III

Perhaps this description is not very exact, but precision of statement is not to be expected of a Welshman; and if Howell preferred to say Philip built the place in fulfilment of that vow at the battle of St. Quentin, doubtless he believed it; many others did; it has only of late been discovered that Philip was not at St. Quentin, and did not "batter a monastery of St. Lawrence friars" there. I like to think the rest is all as Howell says down to the man and mule for every monk. If there are no men and mules left, there are very few monks either, after the many suppressions of convents. The gardens are there of an unquestionable symmetry and beauty, and the "company of craggy hills" abides all round the prodigious edifice, which is at once so prodigious, and grows larger upon you in the retrospect.

Now that I am this good distance away, and cannot bring myself to book by a second experience, I feel it safe to say that I had a feeling of St. Peter's-like immensity in the church of the Escorial, with more than St. Peter's-like bareness. The gray colorlessness of the architecture somberly prevails in memory over the frescoes of the painters invited to relieve it in the roof and the retablo, and thought turns from the red-and-yellow jasper of altar and pulpit, and the bronze-gilt effigies of kneeling kings and queens to that niche near the oratory where the little terrible man who imagined and realized it all used to steal in from his palace, and worship next the small chamber where at last he died. It is said he also read despatches and state papers in this nook, but doubtless only in the intervals of devotion.

Every one to his taste, even in matters of religion; Philip reared a temple to the life beyond this, and as if with the splendor of the mausoleum which it enshrines he hoped to overcome the victorious grave; the Caliph who built the mighty mosque at Cordova, which outlasts every other glory of his capital, dedicated it to the joy of this life as against the gloom of whose who would have put it under the feet of death. "Let us build," he said to his people, "the Kaaba of the West upon the site of a Christian temple, which we will destroy, so that we may set forth how the Cross shall fall and become abased before the True Prophet. Allah will never place the world beneath the feet of those who make themselves the slaves of drink and sensuality while they preach penitence and the joys of chastity, and while extolling poverty enrich themselves to the loss of their neighbors. For these the sad and silent cloister; for us, the crystalline fountain and the shady grove; for them, the rude and unsocial life of dungeon-like strongholds; for us, the charm of social life and culture; for them, intolerance and tyranny; for us, a ruler who is our father; for them, the darkness of ignorance; for us, letters and instruction as wide-spread as our creed; for them, the wilderness, celibacy, and the doom of the false martyr; for us, plenty, love, brotherhood, and eternal joy."

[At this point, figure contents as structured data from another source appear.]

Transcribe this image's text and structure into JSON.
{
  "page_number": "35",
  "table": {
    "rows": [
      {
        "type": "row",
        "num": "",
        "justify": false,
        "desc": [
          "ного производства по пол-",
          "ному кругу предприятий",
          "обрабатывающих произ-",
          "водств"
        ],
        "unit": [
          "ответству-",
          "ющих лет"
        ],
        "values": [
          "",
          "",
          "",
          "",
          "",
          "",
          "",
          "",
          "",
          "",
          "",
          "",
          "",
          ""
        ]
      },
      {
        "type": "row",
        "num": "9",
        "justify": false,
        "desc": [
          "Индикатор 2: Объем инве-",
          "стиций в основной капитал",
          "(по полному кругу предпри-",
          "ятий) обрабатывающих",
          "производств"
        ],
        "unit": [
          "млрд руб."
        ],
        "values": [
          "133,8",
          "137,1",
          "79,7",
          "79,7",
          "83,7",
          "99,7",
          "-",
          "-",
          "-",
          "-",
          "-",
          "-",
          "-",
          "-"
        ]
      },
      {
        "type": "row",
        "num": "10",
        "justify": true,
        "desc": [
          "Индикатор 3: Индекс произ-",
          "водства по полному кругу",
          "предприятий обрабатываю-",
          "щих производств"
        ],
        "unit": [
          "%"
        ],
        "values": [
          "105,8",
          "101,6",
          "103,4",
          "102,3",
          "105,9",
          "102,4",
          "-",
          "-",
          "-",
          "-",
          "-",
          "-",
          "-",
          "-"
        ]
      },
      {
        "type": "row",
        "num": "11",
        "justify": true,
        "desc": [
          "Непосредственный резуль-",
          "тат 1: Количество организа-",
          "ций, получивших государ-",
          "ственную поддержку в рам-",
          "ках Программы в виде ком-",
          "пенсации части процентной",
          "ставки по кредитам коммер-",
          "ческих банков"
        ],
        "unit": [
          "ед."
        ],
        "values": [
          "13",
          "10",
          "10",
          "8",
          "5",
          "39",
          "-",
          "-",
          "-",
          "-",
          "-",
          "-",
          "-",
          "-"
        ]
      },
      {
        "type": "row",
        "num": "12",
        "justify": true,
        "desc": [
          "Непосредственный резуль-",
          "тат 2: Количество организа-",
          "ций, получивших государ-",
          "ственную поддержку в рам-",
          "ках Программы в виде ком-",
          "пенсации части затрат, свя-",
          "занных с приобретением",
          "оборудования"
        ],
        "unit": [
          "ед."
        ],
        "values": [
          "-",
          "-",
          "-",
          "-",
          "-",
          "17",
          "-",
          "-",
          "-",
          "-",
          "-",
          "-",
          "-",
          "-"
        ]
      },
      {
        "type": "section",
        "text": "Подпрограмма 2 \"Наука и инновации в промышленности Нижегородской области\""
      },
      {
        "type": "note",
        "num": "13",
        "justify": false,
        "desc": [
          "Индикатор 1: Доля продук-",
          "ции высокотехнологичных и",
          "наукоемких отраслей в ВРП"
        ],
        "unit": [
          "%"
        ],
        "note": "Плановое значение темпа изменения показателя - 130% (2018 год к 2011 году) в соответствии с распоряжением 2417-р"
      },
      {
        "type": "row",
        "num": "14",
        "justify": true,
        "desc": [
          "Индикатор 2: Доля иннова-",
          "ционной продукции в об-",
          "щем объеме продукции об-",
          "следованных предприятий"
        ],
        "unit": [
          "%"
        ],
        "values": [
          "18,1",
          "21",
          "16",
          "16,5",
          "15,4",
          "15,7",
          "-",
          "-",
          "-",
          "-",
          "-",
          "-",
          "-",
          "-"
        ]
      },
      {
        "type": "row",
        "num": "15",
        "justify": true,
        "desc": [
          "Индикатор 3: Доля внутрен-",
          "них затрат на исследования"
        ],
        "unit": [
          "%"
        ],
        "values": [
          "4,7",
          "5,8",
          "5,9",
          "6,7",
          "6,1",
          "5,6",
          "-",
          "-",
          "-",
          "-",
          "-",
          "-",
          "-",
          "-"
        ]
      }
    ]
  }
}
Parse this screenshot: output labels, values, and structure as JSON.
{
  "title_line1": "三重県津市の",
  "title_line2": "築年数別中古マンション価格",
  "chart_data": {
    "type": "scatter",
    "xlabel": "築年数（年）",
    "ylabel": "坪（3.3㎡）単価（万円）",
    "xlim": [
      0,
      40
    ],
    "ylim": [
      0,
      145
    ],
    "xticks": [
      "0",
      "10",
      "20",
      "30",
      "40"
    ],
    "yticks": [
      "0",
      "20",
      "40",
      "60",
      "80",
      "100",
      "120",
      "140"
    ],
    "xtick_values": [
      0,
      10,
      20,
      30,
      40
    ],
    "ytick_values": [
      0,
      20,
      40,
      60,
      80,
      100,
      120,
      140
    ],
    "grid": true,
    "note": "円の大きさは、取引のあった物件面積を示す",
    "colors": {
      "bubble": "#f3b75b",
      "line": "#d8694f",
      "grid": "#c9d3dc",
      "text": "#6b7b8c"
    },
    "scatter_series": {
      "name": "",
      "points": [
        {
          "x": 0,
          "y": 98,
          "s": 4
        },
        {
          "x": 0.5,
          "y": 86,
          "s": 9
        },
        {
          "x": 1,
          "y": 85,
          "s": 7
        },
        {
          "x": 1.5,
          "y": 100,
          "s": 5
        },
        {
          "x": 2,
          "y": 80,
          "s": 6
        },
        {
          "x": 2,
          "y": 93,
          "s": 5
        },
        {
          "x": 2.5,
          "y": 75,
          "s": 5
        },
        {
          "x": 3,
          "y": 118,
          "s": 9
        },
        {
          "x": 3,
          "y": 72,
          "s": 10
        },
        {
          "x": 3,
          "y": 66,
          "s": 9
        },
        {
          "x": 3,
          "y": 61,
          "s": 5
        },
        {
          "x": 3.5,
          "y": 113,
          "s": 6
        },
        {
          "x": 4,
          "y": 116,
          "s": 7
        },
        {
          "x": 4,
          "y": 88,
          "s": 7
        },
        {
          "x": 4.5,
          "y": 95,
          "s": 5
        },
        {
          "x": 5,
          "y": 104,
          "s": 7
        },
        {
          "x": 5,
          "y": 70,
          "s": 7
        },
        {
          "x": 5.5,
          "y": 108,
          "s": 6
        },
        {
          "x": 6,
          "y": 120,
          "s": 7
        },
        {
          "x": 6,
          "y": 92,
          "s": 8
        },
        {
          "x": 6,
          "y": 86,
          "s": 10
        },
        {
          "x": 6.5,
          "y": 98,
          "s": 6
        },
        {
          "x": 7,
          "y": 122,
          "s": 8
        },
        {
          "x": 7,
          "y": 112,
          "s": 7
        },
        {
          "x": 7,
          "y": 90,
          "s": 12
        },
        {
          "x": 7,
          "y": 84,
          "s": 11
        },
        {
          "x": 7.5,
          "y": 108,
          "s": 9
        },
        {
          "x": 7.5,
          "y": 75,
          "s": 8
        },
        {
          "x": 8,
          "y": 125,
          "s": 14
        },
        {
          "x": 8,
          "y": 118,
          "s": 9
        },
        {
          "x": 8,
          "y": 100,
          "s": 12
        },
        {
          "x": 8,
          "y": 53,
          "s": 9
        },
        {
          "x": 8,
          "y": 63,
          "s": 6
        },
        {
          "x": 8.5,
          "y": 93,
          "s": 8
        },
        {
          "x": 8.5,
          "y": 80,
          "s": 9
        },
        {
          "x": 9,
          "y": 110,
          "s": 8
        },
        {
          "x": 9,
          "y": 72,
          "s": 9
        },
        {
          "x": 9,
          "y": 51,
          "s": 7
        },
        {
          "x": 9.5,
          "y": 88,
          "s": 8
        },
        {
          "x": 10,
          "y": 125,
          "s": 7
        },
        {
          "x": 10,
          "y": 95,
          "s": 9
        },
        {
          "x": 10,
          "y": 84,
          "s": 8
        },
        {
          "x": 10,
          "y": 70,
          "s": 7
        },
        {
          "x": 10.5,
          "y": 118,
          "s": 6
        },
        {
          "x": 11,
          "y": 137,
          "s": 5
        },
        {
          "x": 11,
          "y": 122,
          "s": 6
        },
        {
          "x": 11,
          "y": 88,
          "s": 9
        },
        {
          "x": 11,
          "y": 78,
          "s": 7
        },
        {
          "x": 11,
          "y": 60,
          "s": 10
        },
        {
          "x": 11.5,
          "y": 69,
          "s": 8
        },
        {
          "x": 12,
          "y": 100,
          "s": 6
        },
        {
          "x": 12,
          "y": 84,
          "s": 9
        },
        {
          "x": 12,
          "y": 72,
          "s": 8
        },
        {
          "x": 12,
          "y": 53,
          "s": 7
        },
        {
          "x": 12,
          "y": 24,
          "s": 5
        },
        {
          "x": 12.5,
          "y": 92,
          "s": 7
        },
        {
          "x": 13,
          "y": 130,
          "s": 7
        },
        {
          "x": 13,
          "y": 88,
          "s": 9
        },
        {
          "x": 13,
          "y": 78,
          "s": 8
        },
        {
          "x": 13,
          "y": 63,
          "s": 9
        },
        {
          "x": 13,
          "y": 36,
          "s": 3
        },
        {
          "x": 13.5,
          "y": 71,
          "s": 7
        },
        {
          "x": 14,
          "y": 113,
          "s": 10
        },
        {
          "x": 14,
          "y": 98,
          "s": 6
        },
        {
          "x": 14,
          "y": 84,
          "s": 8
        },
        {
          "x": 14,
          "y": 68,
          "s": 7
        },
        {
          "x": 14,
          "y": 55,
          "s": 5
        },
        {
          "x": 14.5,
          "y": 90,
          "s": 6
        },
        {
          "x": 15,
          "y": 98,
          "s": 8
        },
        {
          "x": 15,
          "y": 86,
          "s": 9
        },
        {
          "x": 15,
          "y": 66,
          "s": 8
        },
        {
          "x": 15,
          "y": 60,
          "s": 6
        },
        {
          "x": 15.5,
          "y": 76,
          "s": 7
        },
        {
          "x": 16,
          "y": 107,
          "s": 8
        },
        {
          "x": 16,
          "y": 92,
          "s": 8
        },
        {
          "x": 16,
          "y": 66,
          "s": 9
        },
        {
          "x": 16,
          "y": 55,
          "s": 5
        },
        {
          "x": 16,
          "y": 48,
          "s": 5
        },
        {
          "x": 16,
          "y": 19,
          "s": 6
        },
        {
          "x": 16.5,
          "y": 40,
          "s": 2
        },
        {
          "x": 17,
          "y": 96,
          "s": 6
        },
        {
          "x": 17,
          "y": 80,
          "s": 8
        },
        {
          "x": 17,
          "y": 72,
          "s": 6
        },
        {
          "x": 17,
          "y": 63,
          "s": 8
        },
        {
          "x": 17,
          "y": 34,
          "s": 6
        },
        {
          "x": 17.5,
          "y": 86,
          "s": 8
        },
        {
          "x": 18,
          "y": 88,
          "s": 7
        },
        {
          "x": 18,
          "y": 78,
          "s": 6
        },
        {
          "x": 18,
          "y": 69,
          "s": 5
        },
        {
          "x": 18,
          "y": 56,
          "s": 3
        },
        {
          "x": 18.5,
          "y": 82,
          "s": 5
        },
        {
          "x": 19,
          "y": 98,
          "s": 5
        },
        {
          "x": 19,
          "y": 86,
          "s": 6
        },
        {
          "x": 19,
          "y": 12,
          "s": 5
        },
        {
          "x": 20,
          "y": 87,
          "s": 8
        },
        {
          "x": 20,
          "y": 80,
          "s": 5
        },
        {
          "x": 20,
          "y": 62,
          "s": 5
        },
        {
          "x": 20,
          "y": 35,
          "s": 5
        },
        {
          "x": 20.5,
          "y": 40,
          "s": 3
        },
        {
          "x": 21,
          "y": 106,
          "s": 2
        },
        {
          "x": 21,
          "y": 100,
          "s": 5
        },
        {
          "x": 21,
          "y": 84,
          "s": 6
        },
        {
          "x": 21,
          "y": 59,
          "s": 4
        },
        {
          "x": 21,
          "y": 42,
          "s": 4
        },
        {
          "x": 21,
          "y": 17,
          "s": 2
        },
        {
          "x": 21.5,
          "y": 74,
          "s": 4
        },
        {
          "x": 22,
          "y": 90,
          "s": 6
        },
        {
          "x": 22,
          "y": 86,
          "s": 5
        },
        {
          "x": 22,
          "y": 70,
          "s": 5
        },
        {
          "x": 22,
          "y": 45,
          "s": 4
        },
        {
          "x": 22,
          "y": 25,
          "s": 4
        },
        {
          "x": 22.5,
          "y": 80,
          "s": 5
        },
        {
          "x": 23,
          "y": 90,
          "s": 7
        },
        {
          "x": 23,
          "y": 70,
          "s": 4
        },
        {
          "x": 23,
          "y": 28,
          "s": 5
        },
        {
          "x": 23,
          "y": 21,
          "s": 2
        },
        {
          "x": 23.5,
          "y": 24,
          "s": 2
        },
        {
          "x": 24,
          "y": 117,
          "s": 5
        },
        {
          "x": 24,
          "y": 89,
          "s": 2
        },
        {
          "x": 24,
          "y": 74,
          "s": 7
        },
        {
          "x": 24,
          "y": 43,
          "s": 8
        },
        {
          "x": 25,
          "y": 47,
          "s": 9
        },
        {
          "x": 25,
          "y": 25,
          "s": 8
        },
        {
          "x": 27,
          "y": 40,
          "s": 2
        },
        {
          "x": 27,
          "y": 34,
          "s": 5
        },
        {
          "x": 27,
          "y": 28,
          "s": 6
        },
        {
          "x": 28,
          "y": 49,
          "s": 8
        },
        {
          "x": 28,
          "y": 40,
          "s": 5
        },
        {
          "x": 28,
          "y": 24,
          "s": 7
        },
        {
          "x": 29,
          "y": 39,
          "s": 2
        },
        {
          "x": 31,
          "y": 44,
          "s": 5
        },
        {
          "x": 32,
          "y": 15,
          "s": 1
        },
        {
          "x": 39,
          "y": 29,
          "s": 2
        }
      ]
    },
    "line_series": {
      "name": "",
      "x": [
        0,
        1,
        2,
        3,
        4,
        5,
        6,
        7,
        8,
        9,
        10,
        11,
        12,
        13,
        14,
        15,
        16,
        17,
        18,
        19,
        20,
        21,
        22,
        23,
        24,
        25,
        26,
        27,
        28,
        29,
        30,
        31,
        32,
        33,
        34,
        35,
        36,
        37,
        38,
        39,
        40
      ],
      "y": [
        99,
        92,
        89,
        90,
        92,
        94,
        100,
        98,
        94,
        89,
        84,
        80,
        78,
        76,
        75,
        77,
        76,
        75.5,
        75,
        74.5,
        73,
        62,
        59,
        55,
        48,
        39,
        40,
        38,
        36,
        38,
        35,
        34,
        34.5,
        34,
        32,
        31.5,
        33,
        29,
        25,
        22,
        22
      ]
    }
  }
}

In spite of the somewhat vaunting spirit of his appeal, the wager of battle decided against the Arab; it was the Crescent that fell, the Cross that prevailed; in the very heart of Abderrahman's mosque a Christian cathedral rises. Yet in the very heart of Philip's temple to the spirit of the cloister, the desert, the martyrdom, one feels that a great deal could be said on Abderrahman's side. This is a world which will not be renounced, in fact, and even in Christian Spain it has triumphed in the arts and sciences beyond its earlier victories in Moslem Spain. One finds Philip himself, with his despatches in that high nook, rather than among the bronze-gilt royalties at the high altar, though his statue is duly there with those of his three wives. The group does not include that poor Bloody Mary of England, who should have been the fourth there, for surely she suffered enough for his faith and him to be of his domestic circle forever.